Per comprendere che le due dittature più grandi al mondo non si sentono più al riparo dal contagio della libertà è sufficiente prendere atto della collera che ha scatenato in Vladimir Putin il rifiuto di Dmitri Medvedev di opporre il veto russo alla risoluzione libica; dell´estrema freddezza con la quale la Cina ha accolto la nascita di un movimento democratico arabo; dell´ostinazione di Mosca e Pechino nel proteggere il regime siriano dalle condanne delle Nazioni Unite.

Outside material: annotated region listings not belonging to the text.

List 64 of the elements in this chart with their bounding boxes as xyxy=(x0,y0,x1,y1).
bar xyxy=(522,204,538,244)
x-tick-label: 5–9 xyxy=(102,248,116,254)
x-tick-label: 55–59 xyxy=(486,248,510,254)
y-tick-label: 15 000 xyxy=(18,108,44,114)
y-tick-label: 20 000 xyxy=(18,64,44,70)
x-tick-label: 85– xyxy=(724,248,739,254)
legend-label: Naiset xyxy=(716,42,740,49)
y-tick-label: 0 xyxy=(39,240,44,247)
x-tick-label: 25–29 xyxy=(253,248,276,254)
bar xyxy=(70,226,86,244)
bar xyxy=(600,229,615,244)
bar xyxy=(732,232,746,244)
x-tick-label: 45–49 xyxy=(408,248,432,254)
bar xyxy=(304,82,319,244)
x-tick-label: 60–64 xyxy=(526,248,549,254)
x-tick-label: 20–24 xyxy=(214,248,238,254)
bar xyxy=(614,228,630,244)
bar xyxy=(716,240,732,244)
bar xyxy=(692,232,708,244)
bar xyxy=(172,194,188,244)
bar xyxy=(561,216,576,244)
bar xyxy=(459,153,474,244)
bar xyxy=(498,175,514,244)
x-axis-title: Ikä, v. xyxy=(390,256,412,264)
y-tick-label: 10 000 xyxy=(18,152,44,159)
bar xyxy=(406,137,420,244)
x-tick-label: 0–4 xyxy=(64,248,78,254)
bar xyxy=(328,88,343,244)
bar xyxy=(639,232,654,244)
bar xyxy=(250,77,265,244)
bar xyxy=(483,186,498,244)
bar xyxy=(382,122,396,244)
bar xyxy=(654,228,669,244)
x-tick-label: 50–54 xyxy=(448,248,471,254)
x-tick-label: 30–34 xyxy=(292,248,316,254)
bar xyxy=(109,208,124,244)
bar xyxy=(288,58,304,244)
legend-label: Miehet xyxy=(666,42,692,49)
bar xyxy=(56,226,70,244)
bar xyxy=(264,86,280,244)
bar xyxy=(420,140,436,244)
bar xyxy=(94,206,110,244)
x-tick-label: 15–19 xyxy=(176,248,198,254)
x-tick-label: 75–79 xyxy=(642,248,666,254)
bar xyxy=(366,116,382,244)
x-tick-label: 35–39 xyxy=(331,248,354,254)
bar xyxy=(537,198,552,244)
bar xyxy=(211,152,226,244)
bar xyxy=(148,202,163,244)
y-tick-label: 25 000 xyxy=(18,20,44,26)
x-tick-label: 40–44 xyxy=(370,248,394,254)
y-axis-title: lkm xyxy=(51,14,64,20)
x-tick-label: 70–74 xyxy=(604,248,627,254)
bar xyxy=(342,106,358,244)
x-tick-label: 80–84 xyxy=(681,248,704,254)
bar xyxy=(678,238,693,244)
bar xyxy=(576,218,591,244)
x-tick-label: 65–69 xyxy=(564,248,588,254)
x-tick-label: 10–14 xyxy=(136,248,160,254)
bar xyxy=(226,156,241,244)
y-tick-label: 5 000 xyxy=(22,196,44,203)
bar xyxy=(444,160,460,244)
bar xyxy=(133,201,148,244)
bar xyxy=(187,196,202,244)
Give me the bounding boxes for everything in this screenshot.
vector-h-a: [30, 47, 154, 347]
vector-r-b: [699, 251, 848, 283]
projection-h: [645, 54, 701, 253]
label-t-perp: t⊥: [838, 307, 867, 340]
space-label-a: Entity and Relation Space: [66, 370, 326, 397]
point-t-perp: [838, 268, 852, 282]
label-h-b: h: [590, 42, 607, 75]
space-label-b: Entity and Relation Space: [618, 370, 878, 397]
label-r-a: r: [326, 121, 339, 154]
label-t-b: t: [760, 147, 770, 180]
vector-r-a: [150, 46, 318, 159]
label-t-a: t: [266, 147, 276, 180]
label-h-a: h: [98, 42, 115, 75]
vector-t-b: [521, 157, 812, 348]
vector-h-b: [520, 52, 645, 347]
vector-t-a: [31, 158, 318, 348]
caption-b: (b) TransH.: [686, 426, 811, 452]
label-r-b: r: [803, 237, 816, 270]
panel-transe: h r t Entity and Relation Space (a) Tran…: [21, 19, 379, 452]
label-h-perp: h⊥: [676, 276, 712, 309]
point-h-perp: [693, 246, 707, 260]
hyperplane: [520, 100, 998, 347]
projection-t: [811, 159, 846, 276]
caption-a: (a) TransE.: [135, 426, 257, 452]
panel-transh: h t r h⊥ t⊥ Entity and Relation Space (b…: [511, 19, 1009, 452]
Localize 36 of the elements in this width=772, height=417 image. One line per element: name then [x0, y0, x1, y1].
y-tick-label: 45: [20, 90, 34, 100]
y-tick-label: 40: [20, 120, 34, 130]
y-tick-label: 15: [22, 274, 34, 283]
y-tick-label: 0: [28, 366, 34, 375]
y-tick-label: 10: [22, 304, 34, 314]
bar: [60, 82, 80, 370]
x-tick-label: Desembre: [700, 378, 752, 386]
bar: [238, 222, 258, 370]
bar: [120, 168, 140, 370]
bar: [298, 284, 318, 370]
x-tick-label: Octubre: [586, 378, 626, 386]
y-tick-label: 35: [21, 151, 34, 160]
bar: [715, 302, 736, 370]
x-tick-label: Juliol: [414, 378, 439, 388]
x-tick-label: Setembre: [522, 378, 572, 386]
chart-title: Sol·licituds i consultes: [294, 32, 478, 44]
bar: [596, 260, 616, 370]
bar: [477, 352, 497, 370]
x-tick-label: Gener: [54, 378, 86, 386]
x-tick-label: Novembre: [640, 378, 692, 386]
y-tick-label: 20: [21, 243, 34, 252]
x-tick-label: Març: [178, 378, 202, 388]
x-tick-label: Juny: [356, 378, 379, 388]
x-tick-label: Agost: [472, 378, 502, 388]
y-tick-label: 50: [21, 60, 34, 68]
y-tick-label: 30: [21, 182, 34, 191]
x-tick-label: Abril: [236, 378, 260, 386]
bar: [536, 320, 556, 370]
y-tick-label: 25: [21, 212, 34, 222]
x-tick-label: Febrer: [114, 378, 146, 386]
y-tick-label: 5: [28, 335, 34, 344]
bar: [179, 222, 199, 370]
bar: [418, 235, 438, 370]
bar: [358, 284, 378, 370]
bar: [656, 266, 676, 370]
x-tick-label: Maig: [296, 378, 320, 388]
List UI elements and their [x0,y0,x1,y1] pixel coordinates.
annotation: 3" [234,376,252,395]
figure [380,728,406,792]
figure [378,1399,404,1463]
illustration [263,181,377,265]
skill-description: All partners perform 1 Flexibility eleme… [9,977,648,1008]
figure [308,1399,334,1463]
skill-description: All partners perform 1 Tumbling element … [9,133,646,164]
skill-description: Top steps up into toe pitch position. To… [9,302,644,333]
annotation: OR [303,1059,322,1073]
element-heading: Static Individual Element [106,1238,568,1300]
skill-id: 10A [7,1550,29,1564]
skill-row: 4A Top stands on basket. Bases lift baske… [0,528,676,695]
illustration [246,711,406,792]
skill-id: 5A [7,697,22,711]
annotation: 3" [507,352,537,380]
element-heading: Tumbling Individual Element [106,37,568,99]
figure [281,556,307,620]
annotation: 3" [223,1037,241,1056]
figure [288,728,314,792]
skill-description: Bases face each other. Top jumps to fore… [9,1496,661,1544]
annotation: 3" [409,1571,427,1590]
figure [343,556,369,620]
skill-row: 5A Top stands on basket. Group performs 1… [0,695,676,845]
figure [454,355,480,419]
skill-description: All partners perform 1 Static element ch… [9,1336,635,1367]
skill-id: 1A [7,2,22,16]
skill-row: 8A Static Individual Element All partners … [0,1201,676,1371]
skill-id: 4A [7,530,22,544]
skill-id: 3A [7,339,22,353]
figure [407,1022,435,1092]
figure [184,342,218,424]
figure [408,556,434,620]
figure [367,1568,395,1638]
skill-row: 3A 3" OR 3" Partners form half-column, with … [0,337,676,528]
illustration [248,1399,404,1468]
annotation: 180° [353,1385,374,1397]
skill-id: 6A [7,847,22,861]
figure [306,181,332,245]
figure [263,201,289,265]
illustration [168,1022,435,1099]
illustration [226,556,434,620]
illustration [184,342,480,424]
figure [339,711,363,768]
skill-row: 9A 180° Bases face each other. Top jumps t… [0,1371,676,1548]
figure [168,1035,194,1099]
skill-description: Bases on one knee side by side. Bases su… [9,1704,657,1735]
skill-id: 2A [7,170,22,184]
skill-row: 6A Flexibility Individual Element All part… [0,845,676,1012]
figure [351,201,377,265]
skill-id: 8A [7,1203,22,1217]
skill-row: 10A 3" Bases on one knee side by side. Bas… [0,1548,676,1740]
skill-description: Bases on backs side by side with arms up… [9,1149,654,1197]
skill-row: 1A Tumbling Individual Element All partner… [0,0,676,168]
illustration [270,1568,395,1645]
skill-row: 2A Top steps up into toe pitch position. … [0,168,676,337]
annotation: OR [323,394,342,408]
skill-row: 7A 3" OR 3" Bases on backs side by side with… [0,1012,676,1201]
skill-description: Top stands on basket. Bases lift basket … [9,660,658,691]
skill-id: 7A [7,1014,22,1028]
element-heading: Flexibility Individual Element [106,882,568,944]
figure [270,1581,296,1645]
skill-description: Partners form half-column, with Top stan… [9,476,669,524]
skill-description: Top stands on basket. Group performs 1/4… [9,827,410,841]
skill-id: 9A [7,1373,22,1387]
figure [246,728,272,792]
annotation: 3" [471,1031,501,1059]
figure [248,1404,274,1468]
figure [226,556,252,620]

Il vento della libertà araba alimenta i sogni dei blogger cinesi; dà ragione a quei dirigenti del paese più popoloso al mondo che – come Hu Jintao – affermano che la Cina necessita di libertà politiche; e convince sempre più le grandi fortune russe che la nascita di uno stato di diritto, il programma rivendicato da Dmitri Medvedev, è ormai una necessità vitale. Quanto alla terza rottura storica introdotta dalla svolta libica, è ormai evidente – al di là di ogni ragionevole dubbio – che le speranze sbocciate a Tunisi avranno la meglio e prevarranno in tutto il mondo arabo-musulmano. Ciò non accadrà, naturalmente, dalla sera alla mattina, e neppure in un anno. Assisteremo a passi indietro e ripiegamenti, a lunghi periodi di insoddisfazione, di despotismo e di violenza. La Libia non si stabilizzerà in tempi rapidi né facilmente. Il clan Assad non porrà fine ai propri massacri, se non all´ultima cartuccia disponibile. L´esercito egiziano non rientrerà più nelle caserme, non più di quanto i generali algerini si lasceranno facilmente sottrarre la loro manna petrolifera. In Africa del Nord come nel Vicino Oriente la battaglia è appena all´inizio, ma una nuova generazione sta muovendo i primi passi e si sta affermando in paesi nei quali la popolazione di età inferiore ai trenta anni costituisce oltre i due terzi della stessa.
La posta in gioco a Tripoli superava di gran lunga quella libica. Era una sfida macroscopica e averlo capito è motivo 

d´onore e di nuova forza per l´Europa.